Tommy Robinson, Arwa Hanin Elrayess et l’Oxford Union.

Roshan Muhammad Salih passe en revue le récent débat de l’Oxford Union sur l’Islam avec Tommy Robinson et soutient que, malgré quelques fortes contributions des locuteurs musulmans, le débat n’aurait jamais dû avoir lieu.

Six semaines après avoir eu lieu au milieu de vives protestations, l’Oxford Union a finalement publié le « L’Occident a-t-il raison de se méfier de l’Islam ? débat sur sa chaîne YouTube.

Mais après avoir passé deux heures et demie à regarder le débat, je suis reparti avec exactement le même point de vue qu’avant le début : il n’aurait jamais dû avoir lieu.

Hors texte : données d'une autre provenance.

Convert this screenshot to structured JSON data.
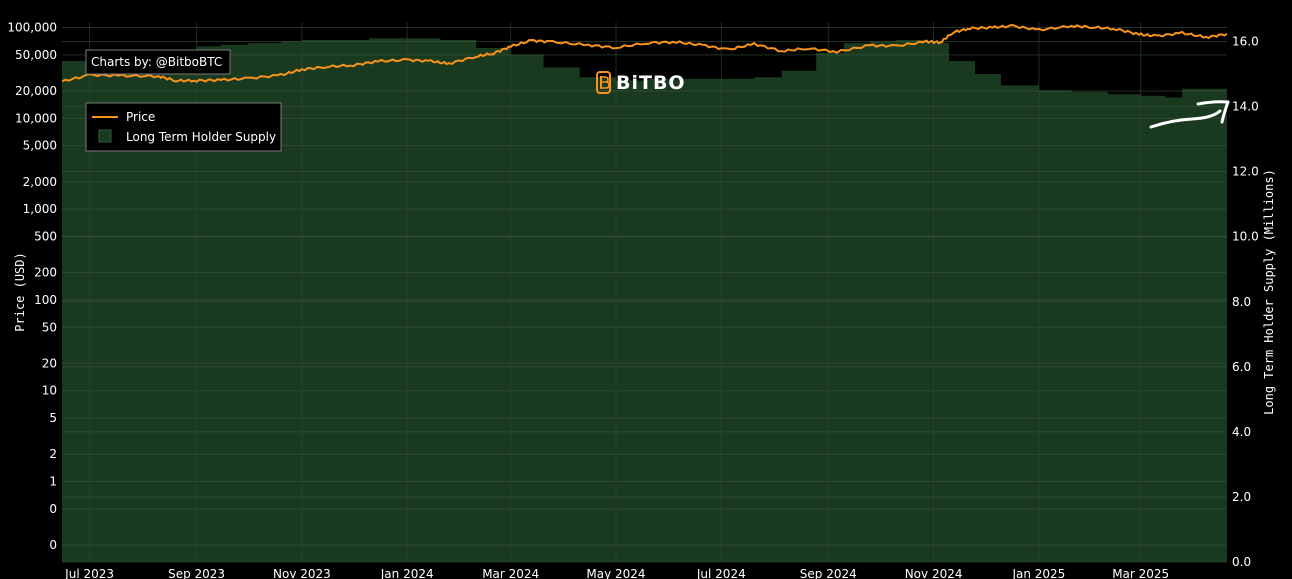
{
  "chart_data": {
    "type": "area",
    "credit": "Charts by: @BitboBTC",
    "logo": "BiTBO",
    "x_tick_labels": [
      "Jul 2023",
      "Sep 2023",
      "Nov 2023",
      "Jan 2024",
      "Mar 2024",
      "May 2024",
      "Jul 2024",
      "Sep 2024",
      "Nov 2024",
      "Jan 2025",
      "Mar 2025"
    ],
    "x_tick_dates": [
      "2023-07-01",
      "2023-09-01",
      "2023-11-01",
      "2024-01-01",
      "2024-03-01",
      "2024-05-01",
      "2024-07-01",
      "2024-09-01",
      "2024-11-01",
      "2025-01-01",
      "2025-03-01"
    ],
    "x_range": [
      "2023-06-15",
      "2025-04-20"
    ],
    "y_left": {
      "title": "Price (USD)",
      "scale": "log",
      "tick_labels": [
        "100,000",
        "50,000",
        "20,000",
        "10,000",
        "5,000",
        "2,000",
        "1,000",
        "500",
        "200",
        "100",
        "50",
        "20",
        "10",
        "5",
        "2",
        "1",
        "0",
        "0"
      ],
      "tick_values": [
        100000,
        50000,
        20000,
        10000,
        5000,
        2000,
        1000,
        500,
        200,
        100,
        50,
        20,
        10,
        5,
        2,
        1,
        0.5,
        0.2
      ],
      "range": [
        0.13,
        115000
      ]
    },
    "y_right": {
      "title": "Long Term Holder Supply (Millions)",
      "scale": "linear",
      "tick_labels": [
        "16.0",
        "14.0",
        "12.0",
        "10.0",
        "8.0",
        "6.0",
        "4.0",
        "2.0",
        "0.0"
      ],
      "tick_values": [
        16,
        14,
        12,
        10,
        8,
        6,
        4,
        2,
        0
      ],
      "range": [
        0,
        16.6
      ]
    },
    "grid": true,
    "legend": {
      "placement": "top-left",
      "items": [
        {
          "label": "Price",
          "color": "#f7931a"
        },
        {
          "label": "Long Term Holder Supply",
          "color": "#1a3a1f"
        }
      ]
    },
    "series": [
      {
        "name": "Price",
        "color": "#f7931a",
        "axis": "left",
        "x": [
          "2023-06-15",
          "2023-07-01",
          "2023-07-20",
          "2023-08-10",
          "2023-08-20",
          "2023-09-01",
          "2023-09-15",
          "2023-10-01",
          "2023-10-20",
          "2023-11-01",
          "2023-11-15",
          "2023-12-01",
          "2023-12-15",
          "2024-01-01",
          "2024-01-15",
          "2024-01-25",
          "2024-02-10",
          "2024-02-20",
          "2024-03-01",
          "2024-03-13",
          "2024-03-25",
          "2024-04-15",
          "2024-05-01",
          "2024-05-20",
          "2024-06-05",
          "2024-06-20",
          "2024-07-05",
          "2024-07-20",
          "2024-08-05",
          "2024-08-20",
          "2024-09-06",
          "2024-09-25",
          "2024-10-10",
          "2024-10-28",
          "2024-11-05",
          "2024-11-12",
          "2024-11-22",
          "2024-12-05",
          "2024-12-17",
          "2025-01-01",
          "2025-01-20",
          "2025-02-01",
          "2025-02-15",
          "2025-02-28",
          "2025-03-10",
          "2025-03-25",
          "2025-04-08",
          "2025-04-20"
        ],
        "y": [
          25500,
          30000,
          29500,
          29000,
          26000,
          26000,
          26500,
          27500,
          30000,
          34500,
          37000,
          38500,
          42500,
          44000,
          42500,
          40000,
          48000,
          52000,
          62000,
          72000,
          69500,
          64000,
          60000,
          68000,
          69000,
          64000,
          57000,
          66000,
          55000,
          59000,
          54000,
          63500,
          62500,
          70000,
          68500,
          88000,
          98000,
          100000,
          104000,
          94000,
          104000,
          101000,
          96000,
          84000,
          80500,
          87000,
          78000,
          85000
        ]
      },
      {
        "name": "Long Term Holder Supply",
        "color": "#1a3a1f",
        "axis": "right",
        "x": [
          "2023-06-15",
          "2023-07-01",
          "2023-07-20",
          "2023-08-10",
          "2023-09-01",
          "2023-09-15",
          "2023-10-01",
          "2023-10-20",
          "2023-11-01",
          "2023-11-20",
          "2023-12-10",
          "2024-01-01",
          "2024-01-20",
          "2024-02-10",
          "2024-03-01",
          "2024-03-20",
          "2024-04-10",
          "2024-05-01",
          "2024-05-20",
          "2024-06-10",
          "2024-07-01",
          "2024-07-20",
          "2024-08-05",
          "2024-08-25",
          "2024-09-10",
          "2024-09-25",
          "2024-10-10",
          "2024-10-28",
          "2024-11-10",
          "2024-11-25",
          "2024-12-10",
          "2025-01-01",
          "2025-01-20",
          "2025-02-10",
          "2025-03-01",
          "2025-03-15",
          "2025-03-25",
          "2025-04-20"
        ],
        "y": [
          15.4,
          15.45,
          15.6,
          15.75,
          15.85,
          15.9,
          15.95,
          16.0,
          16.05,
          16.05,
          16.1,
          16.1,
          16.05,
          15.8,
          15.6,
          15.2,
          14.9,
          14.8,
          14.85,
          14.85,
          14.85,
          14.9,
          15.1,
          15.65,
          15.95,
          16.0,
          16.05,
          15.95,
          15.4,
          15.0,
          14.65,
          14.5,
          14.45,
          14.38,
          14.33,
          14.28,
          14.55,
          14.6
        ]
      }
    ]
  }
}
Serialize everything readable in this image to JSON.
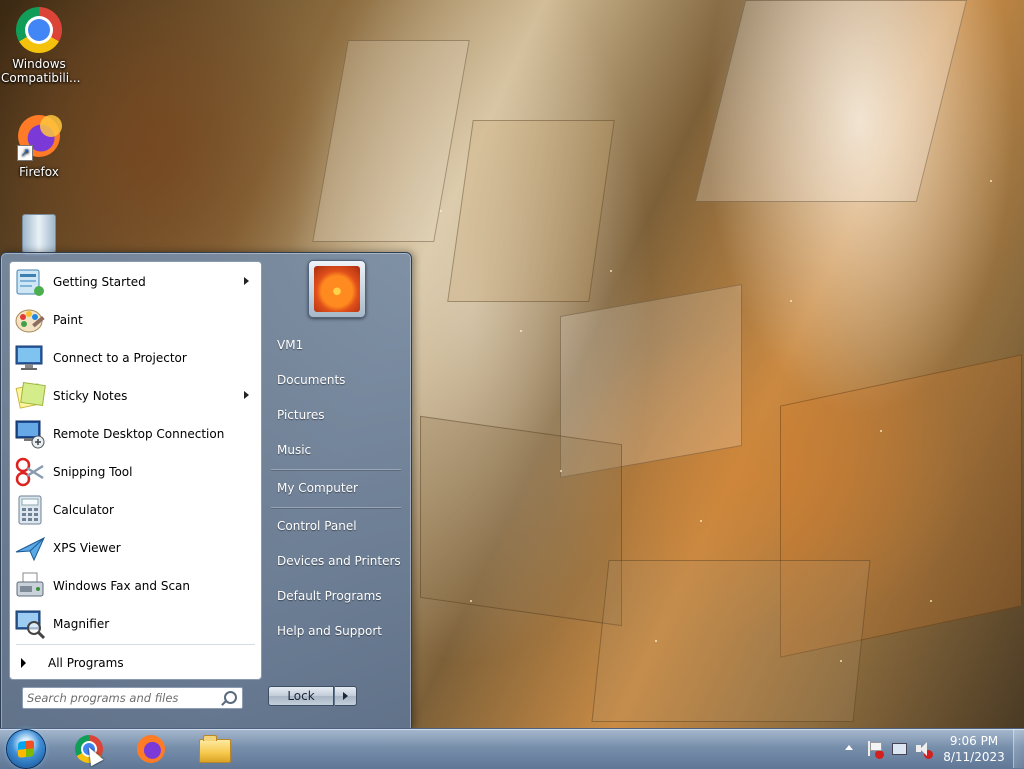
{
  "desktop": {
    "icons": [
      {
        "label": "Windows Compatibili...",
        "icon": "chrome-icon"
      },
      {
        "label": "Firefox",
        "icon": "firefox-icon"
      },
      {
        "label": "",
        "icon": "recycle-bin-icon"
      }
    ]
  },
  "start_menu": {
    "programs": [
      {
        "label": "Getting Started",
        "icon": "getting-started-icon",
        "has_submenu": true
      },
      {
        "label": "Paint",
        "icon": "paint-icon",
        "has_submenu": false
      },
      {
        "label": "Connect to a Projector",
        "icon": "projector-icon",
        "has_submenu": false
      },
      {
        "label": "Sticky Notes",
        "icon": "sticky-notes-icon",
        "has_submenu": true
      },
      {
        "label": "Remote Desktop Connection",
        "icon": "remote-desktop-icon",
        "has_submenu": false
      },
      {
        "label": "Snipping Tool",
        "icon": "snipping-tool-icon",
        "has_submenu": false
      },
      {
        "label": "Calculator",
        "icon": "calculator-icon",
        "has_submenu": false
      },
      {
        "label": "XPS Viewer",
        "icon": "xps-viewer-icon",
        "has_submenu": false
      },
      {
        "label": "Windows Fax and Scan",
        "icon": "fax-scan-icon",
        "has_submenu": false
      },
      {
        "label": "Magnifier",
        "icon": "magnifier-icon",
        "has_submenu": false
      }
    ],
    "all_programs_label": "All Programs",
    "search_placeholder": "Search programs and files",
    "right_items": [
      {
        "label": "VM1"
      },
      {
        "label": "Documents"
      },
      {
        "label": "Pictures"
      },
      {
        "label": "Music"
      },
      {
        "label": "My Computer"
      },
      {
        "label": "Control Panel"
      },
      {
        "label": "Devices and Printers"
      },
      {
        "label": "Default Programs"
      },
      {
        "label": "Help and Support"
      }
    ],
    "lock_label": "Lock"
  },
  "taskbar": {
    "pinned": [
      "chrome-icon",
      "firefox-icon",
      "file-explorer-icon"
    ],
    "clock_time": "9:06 PM",
    "clock_date": "8/11/2023"
  }
}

En fait, je suis désormais convaincu que cela s’est produit uniquement parce que les dirigeants étudiants de l’Oxford Union voulaient se lancer dans un débat très médiatisé, quels que soient les dommages que cela pourrait causer aux relations communautaires.

C’était une décision profondément égoïste et immature. Non pas parce que l’Islam ne devrait pas être débattu, mais parce qu’il y a une différence entre débattre de l’Islam dans un cadre académique avec des experts et donner à une bande de dangereux clowns islamophobes une tribune prestigieuse pour déverser leur bile.

Sans surprise, le débat lui-même n’a rien produit de nouveau sur le plan intellectuel. Tommy Robinson et les autres orateurs anti-islam ont répété les mêmes arguments qu’ils avancent depuis des années, en se concentrant sur l’EI, l’homosexualité, Aisha, des citations sélectives du Coran et des exemples isolés d’extrémisme musulman.

Les locuteurs musulmans ont en grande partie bien répondu à ces arguments, même si j’ai pensé que certains d’entre eux étaient par endroits inutilement désolés. Arwa Elrayess a probablement été l’orateur le plus fort, tandis qu’Abdullah Al Andalusi et frère Dowie ont fait des remarques importantes sur le double standard consistant à blâmer l’Islam pour chaque crime commis par un musulman sans jamais attribuer les contributions positives des musulmans à leur foi.

En fin de compte, personne n’a rien appris de nouveau sur l’Islam, mais Tommy Robinson a gagné quelque chose de précieux : une plus grande légitimité et la possibilité de faire valoir ses contributions à l’Oxford Union pour les années à venir.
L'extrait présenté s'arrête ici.